Dolores aveva il volto triste ,quel giorno. Quei mesi. Quell'anno. 1994, non posso dimenticare. La mia triste giovinezza, quel periodo. Avevo solo 13 anni, anni dal sapore agrodolce, aspro. A volte solo, a volte no. Dolores aveva il volto triste. Mi ricordava mia madre: sorridente nelle foto, sì. Ma triste. Aveva gli occhi così malinconici, come i miei, e piangeva, da sola, per non farsi vedere. Il bianco dello sfondo, il marrone del divano e il nero dei loro abiti. Che tipi. Conosciuti per caso, poi compagni di viaggio per almeno sette anni. Ho un brivido quando ascolto il riff iniziale di "Zombie", quando "I Can't Be With You" mi romba dentro con il suo ritmo sfrenato, quando la solitudine di "Everything I Said", di "Ode To My Family" e di "Daffodil Lament" mi commuovono. Quando "No Need To Argue", infine, mi uccide. Dolcemente. Un po' come Thom Yorke con la sua Sarah.
Ho un brivido quando ascolto questa musica. Così completa, così lontana, così oscura ma al contempo sì dolce. Ho un brivido, quando ascolto la voce di Dolores. Della vera Dolores, quella arrabbiata, quella triste, quella con la voglia di gridare. Non quella calma, sorniona e sdolcinata degli ultimi anni. Quella appagata.
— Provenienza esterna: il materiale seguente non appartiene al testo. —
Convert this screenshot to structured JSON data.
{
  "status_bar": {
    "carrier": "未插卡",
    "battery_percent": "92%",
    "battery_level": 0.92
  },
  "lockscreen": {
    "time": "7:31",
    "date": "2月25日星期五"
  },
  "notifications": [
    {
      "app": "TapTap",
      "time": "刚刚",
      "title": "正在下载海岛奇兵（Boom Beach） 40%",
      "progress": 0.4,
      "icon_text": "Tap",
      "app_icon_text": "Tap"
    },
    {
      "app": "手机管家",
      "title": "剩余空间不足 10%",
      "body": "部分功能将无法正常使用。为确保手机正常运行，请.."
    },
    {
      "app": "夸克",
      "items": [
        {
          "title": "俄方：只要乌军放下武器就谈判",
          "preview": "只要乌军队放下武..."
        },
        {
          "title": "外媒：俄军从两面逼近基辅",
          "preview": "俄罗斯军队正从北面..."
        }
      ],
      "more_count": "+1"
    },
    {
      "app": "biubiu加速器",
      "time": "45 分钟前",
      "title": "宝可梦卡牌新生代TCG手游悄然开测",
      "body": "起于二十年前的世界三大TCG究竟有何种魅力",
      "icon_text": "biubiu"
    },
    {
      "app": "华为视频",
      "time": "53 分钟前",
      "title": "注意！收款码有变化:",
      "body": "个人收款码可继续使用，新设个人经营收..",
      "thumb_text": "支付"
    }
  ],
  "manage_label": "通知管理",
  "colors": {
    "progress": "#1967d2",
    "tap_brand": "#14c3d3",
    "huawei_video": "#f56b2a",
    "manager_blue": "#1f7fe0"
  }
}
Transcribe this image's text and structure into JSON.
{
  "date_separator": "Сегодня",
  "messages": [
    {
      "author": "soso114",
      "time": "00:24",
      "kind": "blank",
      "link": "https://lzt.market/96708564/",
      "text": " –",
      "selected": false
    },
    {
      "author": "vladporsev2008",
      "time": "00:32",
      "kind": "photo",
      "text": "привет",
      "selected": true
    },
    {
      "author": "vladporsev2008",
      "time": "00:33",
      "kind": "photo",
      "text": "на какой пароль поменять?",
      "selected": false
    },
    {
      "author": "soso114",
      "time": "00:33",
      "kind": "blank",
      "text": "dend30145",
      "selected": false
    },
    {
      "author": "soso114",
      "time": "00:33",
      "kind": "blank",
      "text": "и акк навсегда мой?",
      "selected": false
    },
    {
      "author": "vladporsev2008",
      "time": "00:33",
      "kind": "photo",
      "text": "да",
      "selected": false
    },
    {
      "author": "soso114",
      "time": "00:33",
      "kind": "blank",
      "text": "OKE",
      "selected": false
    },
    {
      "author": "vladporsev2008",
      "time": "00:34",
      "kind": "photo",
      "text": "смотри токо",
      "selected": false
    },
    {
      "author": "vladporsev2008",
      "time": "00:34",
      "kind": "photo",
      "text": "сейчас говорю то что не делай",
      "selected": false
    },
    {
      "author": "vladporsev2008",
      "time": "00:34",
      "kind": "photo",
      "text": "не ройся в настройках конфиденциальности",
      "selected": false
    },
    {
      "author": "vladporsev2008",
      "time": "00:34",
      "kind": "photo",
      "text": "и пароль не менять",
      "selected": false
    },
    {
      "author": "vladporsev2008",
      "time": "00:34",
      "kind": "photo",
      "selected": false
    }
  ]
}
Il vento del lungomare. Mare mosso, intrattabile, come quelli d'Irlanda. Nuvole a cirri. Avevo tutto ciò davanti casa mia, peccato non avessi anche Dublino. E Dolores. Negli ultimi quindici anni, raramente ho ascoltato un album che mi sapesse infondere tali sensazioni. Non si sono più ripetuti, i Cranberries. Ho dovuto aspettare i Radiohead e i Sigur Ros e ho conosciuto i R.E.M. troppo tardi.
Lavoro eccezionale, cari Dolores & co., il più riuscito della vostra carriera. C'è tutto, anche il vostro cuore di giovani irlandesi rampanti, al ritmo di Guinnes. Perchè vi siete fermati qui? Dolores era triste, sì. Ma almeno, allora, lo comunicava con gli occhi e con la sua voce potente, arrabbiata e lontana.